In this problem, we are given If ${{E}_{1}}$ and ${{E}_{2}}$ are two mutually exclusive events of an experiment with $P\left( \overline{{{E}_{2}}} \right)=0.6=P\left( {{E}_{1}}\cup {{E}_{2}} \right)$ then we have to find the value of $P\left( {{E}_{1}} \right)$. We know that if two events are mutually exclusive, then $P\left( {{E}_{1}}\cap {{E}_{2}} \right)=0$. We can find the value of $P\left( {{E}_{2}} \right)$ from the given data, we can then substitute the values we get in the formula $P\left( {{E}_{1}}\cup {{E}_{2}} \right)=P\left( {{E}_{1}} \right)+P\left( {{E}_{2}} \right)-P\left( {{E}_{1}}\cap {{E}_{2}} \right)$ and find the required value.

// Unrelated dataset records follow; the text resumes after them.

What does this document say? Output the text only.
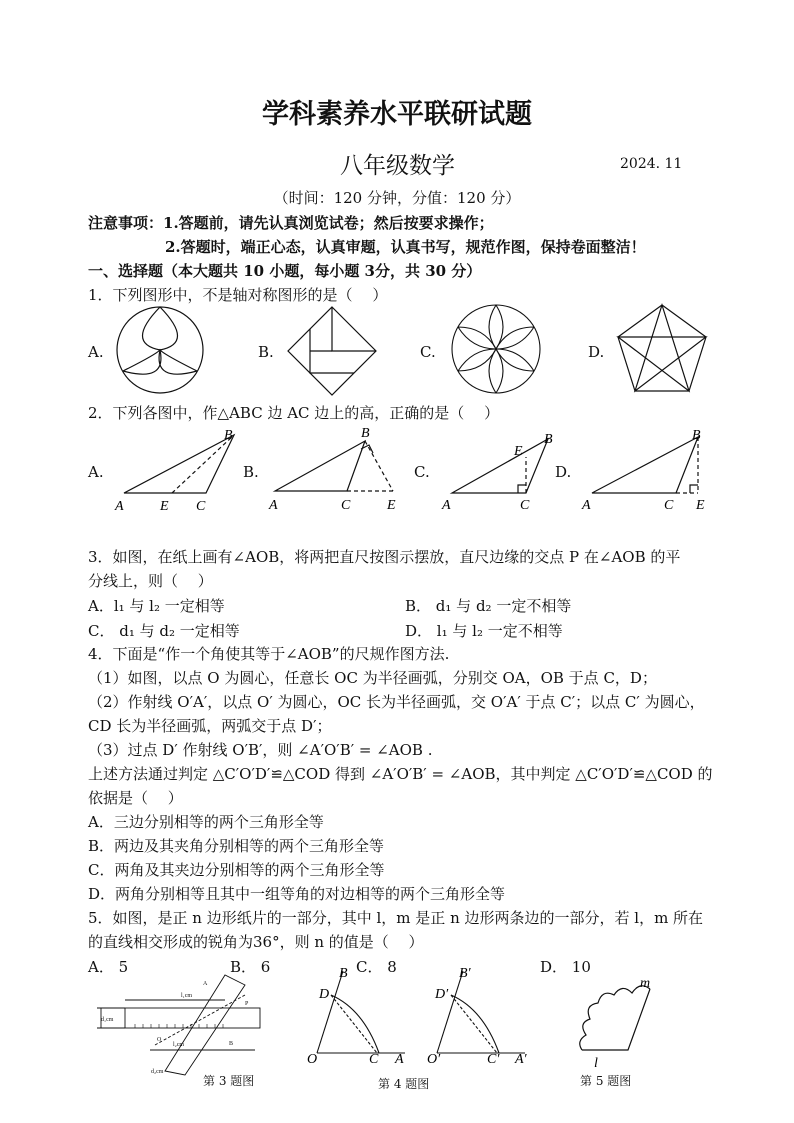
学科素养水平联研试题
八年级数学	2024. 11
（时间：120 分钟，分值：120 分）
注意事项：1.答题前，请先认真浏览试卷；然后按要求操作；
2.答题时，端正心态，认真审题，认真书写，规范作图，保持卷面整洁！
一、选择题（本大题共 10 小题，每小题 3分，共 30 分）
1．下列图形中，不是轴对称图形的是（　 ）
A.	B.	C.	D.
2．下列各图中，作△ABC 边 AC 边上的高，正确的是（　 ）
A.	B.	C.	D.
B
A	E C
B
A	C	E
B
E
A	C
B
A	C E
3．如图，在纸上画有∠AOB，将两把直尺按图示摆放，直尺边缘的交点 P 在∠AOB 的平
分线上，则（　 ）
A．l₁ 与 l₂ 一定相等	B． d₁ 与 d₂ 一定不相等
C． d₁ 与 d₂ 一定相等	D． l₁ 与 l₂ 一定不相等
4．下面是“作一个角使其等于∠AOB”的尺规作图方法.
（1）如图，以点 O 为圆心，任意长 OC 为半径画弧，分别交 OA，OB 于点 C，D；
（2）作射线 O′A′，以点 O′ 为圆心，OC 长为半径画弧，交 O′A′ 于点 C′；以点 C′ 为圆心，
CD 长为半径画弧，两弧交于点 D′；
（3）过点 D′ 作射线 O′B′，则 ∠A′O′B′ = ∠AOB .
上述方法通过判定 △C′O′D′≌△COD 得到 ∠A′O′B′ = ∠AOB，其中判定 △C′O′D′≌△COD 的
依据是（　 ）
A．三边分别相等的两个三角形全等
B．两边及其夹角分别相等的两个三角形全等
C．两角及其夹边分别相等的两个三角形全等
D．两角分别相等且其中一组等角的对边相等的两个三角形全等
5．如图，是正 n 边形纸片的一部分，其中 l，m 是正 n 边形两条边的一部分，若 l，m 所在
的直线相交形成的锐角为36°，则 n 的值是（　 ）
A． 5	B． 6	C． 8	D． 10
l₁cm
l₂cm
d₁cm
d₂cm
P
O
A
B
第 3 题图
B
D
O	C A
B′
D′
O′	C′ A′
第 4 题图
m
l
第 5 题图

Complete step by step answer:
Here we have to find the value of $P\left( {{E}_{1}} \right)$.
We are given ${{E}_{1}}$ and ${{E}_{2}}$ are two mutually exclusive events of an experiment and $P\left( \overline{{{E}_{2}}} \right)=0.6$, $P\left( {{E}_{1}}\cup {{E}_{2}} \right)=0.6$ …….. (1)
We know that if two events are mutually exclusive, then
$P\left( {{E}_{1}}\cap {{E}_{2}} \right)=0$ …… (2)
We know that,
$P\left( {{E}_{2}} \right)=1-P\left( \overline{{{E}_{2}}} \right)$
We can now substitute the given value, we get
$\Rightarrow P\left( {{E}_{2}} \right)=1-0.6=0.4$…….. (3)
We know that,
$P\left( {{E}_{1}}\cup {{E}_{2}} \right)=P\left( {{E}_{1}} \right)+P\left( {{E}_{2}} \right)-P\left( {{E}_{1}}\cap {{E}_{2}} \right)$
We can now substitute (1), (2), (3) in the above formula, we get
$\Rightarrow 0.6=P\left( {{E}_{1}} \right)+0.4-0$
We can now simplify and solve the above step, we get
$\Rightarrow P\left( {{E}_{1}} \right)=0.6-0.4=0.2$

So, the correct answer is “Option 4”.

Note: We should always remember that if the given two events are mutually exclusive events then $P\left( {{E}_{1}}\cap {{E}_{2}} \right)=0$, where the two events do not occur at same time and only one event can occur. We should also remember that $P\left( {{E}_{1}}\cup {{E}_{2}} \right)=P\left( {{E}_{1}} \right)+P\left( {{E}_{2}} \right)-P\left( {{E}_{1}}\cap {{E}_{2}} \right)$. We should also remember the formula $P\left( {{E}_{2}} \right)=1-P\left( \overline{{{E}_{2}}} \right)$. We should make the simplifications in a correct order to get the required answer.